É no herói trágico que devemos focar a atenção. Este, movido por não sei que força moral, a que os gregos chamavam coragem, e os cristãos denominaram amor, uma chama que resiste no peito apesar de tudo desmoronando, consegue chegar ao final da história, ainda que apenas com a última parte de seu corpo exangue no derradeiro momento. É como se o universo que tende a aniquilar tudo, a humilhar qualquer vida, a aplainar todos os seres, não fosse suficiente para derrotar o herói, pelo menos não até que o fim se faça presente em toda sua imponência (3)
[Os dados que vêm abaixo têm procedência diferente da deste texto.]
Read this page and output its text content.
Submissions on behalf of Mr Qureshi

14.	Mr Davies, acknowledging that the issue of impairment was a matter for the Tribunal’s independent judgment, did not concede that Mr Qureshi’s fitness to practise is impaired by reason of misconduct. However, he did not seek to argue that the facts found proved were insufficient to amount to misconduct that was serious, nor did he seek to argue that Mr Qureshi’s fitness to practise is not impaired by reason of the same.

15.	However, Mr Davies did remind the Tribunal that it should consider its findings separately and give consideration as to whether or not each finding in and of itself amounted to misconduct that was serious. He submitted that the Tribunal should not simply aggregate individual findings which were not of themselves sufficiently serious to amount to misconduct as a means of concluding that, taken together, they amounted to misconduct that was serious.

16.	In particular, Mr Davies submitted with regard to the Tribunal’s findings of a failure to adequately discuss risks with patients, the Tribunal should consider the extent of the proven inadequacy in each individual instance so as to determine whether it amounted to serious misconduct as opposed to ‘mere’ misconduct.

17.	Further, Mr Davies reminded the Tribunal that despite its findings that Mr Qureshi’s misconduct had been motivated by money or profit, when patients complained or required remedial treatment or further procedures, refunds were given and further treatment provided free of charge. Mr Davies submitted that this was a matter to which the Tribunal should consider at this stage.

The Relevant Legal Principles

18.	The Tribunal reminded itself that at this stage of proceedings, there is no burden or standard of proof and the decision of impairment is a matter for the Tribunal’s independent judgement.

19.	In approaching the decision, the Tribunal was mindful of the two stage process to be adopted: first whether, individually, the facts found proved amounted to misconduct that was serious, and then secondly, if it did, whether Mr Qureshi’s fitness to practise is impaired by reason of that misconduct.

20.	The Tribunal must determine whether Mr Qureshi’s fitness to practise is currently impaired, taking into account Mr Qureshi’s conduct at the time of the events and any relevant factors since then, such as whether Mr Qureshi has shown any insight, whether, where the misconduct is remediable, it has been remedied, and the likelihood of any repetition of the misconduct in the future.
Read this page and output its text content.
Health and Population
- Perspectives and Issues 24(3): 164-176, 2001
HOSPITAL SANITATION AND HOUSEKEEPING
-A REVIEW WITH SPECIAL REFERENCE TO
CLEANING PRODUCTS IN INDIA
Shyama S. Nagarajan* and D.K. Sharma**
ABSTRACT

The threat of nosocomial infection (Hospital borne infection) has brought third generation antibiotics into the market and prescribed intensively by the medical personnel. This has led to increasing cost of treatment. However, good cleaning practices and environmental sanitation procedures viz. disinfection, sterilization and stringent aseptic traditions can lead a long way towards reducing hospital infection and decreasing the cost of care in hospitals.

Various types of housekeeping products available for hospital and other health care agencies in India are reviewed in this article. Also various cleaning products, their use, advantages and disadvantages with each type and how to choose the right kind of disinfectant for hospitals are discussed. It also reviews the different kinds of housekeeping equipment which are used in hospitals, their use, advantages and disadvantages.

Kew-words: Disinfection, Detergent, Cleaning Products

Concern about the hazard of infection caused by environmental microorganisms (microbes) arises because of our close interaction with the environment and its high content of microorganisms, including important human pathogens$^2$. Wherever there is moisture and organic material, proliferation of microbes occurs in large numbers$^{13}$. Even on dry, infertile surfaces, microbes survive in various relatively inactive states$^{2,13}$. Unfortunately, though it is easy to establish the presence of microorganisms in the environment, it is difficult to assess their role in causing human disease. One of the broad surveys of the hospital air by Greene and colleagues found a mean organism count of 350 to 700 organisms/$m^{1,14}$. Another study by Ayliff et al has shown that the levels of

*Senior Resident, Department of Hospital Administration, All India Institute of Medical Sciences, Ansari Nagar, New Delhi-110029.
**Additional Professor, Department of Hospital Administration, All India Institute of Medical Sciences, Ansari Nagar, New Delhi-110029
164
Todos os elementos da tragédia grega estão presentes na cristã. Não é verdade que os heróis cristãos são menores por se pautarem em esperanças vãs. Tanto uns quanto os outros tem uma determinação que sorvem de um universo tão sobre-humano quanto as forças que os querem esmagados. Todavia, ouso dizer, essas forças rompem o círculo das Moiras (as tecelãs de destino), penetram no impenetrável do Deus cristão, fecundam o universo mortal e, apoteose!, provocam ressurreição. É essa palavra - ressurreição - que é o topo da arte cristã. As leis da implacável termodinâmica se estilhaçam, um mundo novo se ergue no horizonte. 

Se as tragédias gregas levavam a platéia até o abismo da alma humana, provocando a tal da catarse que Aristóteles reconheceu (1;2), é a ressurreição cristã que, saltando o abismo, leva a alma humana até Deus. A catarse movimenta os humores mais podres que transformam vida em doença. A ressurreição, sublimando-os, redime a doença em vida.  De forma muito incipiente algumas tragédias gregas davam essa noção, tentando finalizar as histórias com um deus que descia de uma máquina para solucionar o emaranhado trágico (Deus ex-machina). Na história do evangelho, o herói é o deus que se fez carne, viveu a tragédia humana, e salvou o homem - após o fim. 

Quando, no Espiritismo, dizemos que todos os homens ressuscitam, pois após a morte ressurgem em um corpo imortal, é uma associação fraca com o que Jesus viveu. Sim, todos os homens são capazes de ressuscitar, mas para isso, no sentido que os evangelhos narram, devemos conseguir deixar passar em nós toda doença, traição e morte que representa a condição humana em que estamos afogados. 

Ressuscitar, sim, mas a morte, antes.